Uber: Philippe Couillard annonce un chantier de l’économie de partage

DRUMMONDVILLE, Qc – Le gouvernement Couillard lancera un chantier de l’économie de partage pour calmer les jeunes libéraux dissidents dans son parti, mais maintient la ligne dure avec son projet de loi 100 qui met au pas Uber.

Au terme du conseil général du Parti libéral du Québec dimanche à Drummondville, le premier ministre a annoncé qu’il acceptait la demande de la Commission jeunesse de mettre sur pied un chantier pour définir et encadrer l’économie de partage.

Toutefois, Philippe Couillard a fait savoir qu’il n’a pas l’intention de céder sur le coeur du projet de loi 100 déposé jeudi, ouvertement contesté par des militants, qui ont voté une résolution qui enjoint au gouvernement de se montrer plus souple envers ce «phénomène irréversible».

«Le projet de loi 100 va suivre son cours, a dit le chef libéral en conférence de presse à l’issue du conseil général. Il n’y aura pas de modification substantielle de son coeur.

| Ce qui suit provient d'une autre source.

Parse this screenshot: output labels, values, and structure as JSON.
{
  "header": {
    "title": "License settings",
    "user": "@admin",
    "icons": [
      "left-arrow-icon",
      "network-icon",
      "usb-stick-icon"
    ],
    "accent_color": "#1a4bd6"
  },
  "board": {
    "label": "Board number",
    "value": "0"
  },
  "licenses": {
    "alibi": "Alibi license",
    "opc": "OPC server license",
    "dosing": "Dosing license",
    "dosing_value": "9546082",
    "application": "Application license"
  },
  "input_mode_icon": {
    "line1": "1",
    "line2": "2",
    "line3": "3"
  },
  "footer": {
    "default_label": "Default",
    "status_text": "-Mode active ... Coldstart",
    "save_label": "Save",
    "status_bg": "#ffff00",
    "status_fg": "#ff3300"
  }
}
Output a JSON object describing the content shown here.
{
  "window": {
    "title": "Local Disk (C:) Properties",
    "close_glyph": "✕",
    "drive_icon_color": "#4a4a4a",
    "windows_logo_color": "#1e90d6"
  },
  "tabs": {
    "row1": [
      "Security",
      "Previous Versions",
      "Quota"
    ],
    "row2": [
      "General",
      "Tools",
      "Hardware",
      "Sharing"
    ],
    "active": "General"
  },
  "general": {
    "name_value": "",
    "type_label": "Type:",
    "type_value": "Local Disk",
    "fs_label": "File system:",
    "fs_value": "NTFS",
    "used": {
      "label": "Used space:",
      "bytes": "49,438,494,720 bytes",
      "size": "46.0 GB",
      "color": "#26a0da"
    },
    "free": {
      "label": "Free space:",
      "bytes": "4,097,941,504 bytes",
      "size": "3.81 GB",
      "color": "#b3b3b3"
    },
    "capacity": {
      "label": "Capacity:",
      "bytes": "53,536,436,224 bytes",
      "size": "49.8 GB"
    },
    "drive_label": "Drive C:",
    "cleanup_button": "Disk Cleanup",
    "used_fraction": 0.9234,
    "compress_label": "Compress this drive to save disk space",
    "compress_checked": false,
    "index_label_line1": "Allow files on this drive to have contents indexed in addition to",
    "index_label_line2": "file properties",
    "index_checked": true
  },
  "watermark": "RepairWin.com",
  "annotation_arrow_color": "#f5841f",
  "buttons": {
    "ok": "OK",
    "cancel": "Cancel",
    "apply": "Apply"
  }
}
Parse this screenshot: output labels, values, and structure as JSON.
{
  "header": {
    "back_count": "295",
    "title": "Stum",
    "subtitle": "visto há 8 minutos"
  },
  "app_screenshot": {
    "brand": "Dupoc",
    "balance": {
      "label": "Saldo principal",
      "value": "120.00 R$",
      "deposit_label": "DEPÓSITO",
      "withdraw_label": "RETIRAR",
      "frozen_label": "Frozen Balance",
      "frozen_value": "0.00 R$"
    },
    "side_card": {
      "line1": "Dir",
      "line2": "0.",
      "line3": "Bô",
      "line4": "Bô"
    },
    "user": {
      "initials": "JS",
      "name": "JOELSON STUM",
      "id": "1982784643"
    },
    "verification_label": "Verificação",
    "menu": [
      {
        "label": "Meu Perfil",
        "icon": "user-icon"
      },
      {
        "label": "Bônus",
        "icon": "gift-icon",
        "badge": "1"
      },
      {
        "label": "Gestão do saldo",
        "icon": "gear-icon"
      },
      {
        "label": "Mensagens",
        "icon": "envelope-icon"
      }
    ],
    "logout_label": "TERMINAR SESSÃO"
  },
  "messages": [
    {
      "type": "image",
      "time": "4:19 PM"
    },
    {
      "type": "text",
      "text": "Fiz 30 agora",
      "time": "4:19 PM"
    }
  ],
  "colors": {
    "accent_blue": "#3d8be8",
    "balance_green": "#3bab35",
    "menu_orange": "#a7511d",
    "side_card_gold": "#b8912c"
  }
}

On ne récrira pas le projet de loi, (le ministre des Transports) Jacques Daoust l’a dit et je vais le répéter.»

Il a rappelé que son ministre est prêt à faire des «ajustements», mais pas sur les questions fondamentales, comme le permis spécial, l’assurance, les vérifications de sécurité, etc.

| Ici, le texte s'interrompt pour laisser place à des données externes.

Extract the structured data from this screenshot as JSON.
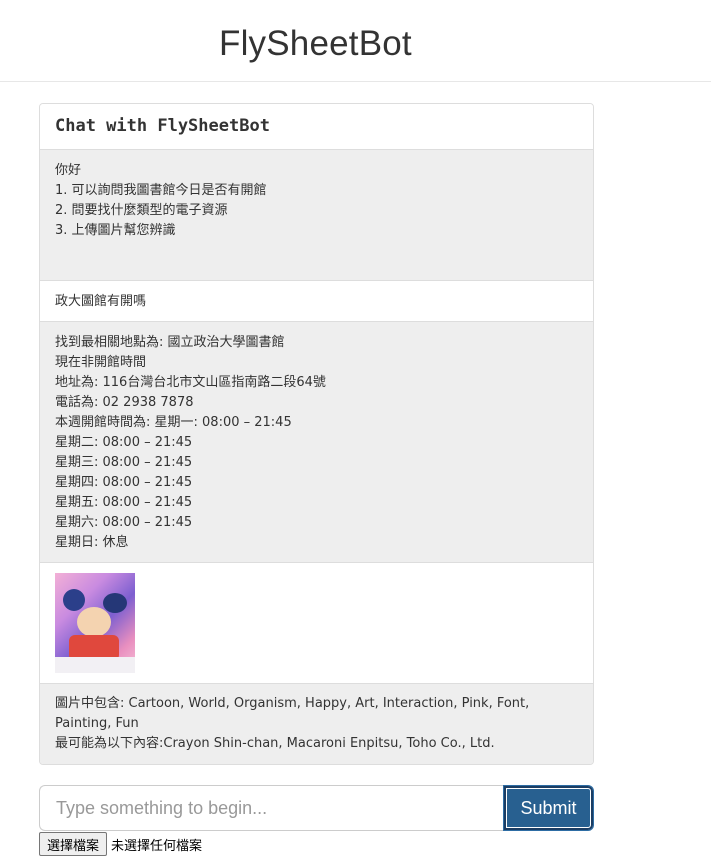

Le premier ministre a renouvelé sa confiance en Jacques Daoust, que des militants menaçaient même de déloger dans son investiture dans la circonscription de Verdun, au prochain scrutin, en raison de sa ligne dure envers Uber, un dossier qui a fait l’objet de vifs débats au conseil des ministres et au caucus.

«Jacques Daoust, c’est un grand libéral, les valeurs (libérales), il en est profondément imprégné, il a fait un travail d’équilibre absolument remarquable avec le projet de loi 100, il va continuer son travail et je suis certain que ses concitoyens vont lui renouveler toute leur confiance.»

En revanche, le chef libéral a accepté de mettre sur pied un chantier de l’économie de partage, qui avait été réclamé par l’aile jeunesse à la clôture du conseil général dimanche midi.

Cette instance vise à mettre en place un «cadre général assez souple» pour permettre l’apparition de ce modèle économique, a expliqué M. Couillard, qui a pris la peine d’ajouter «par des citoyens corporatifs qui se conduisent correctement dans la société» — une flèche visant Uber et ses méthodes maintes fois dénoncées.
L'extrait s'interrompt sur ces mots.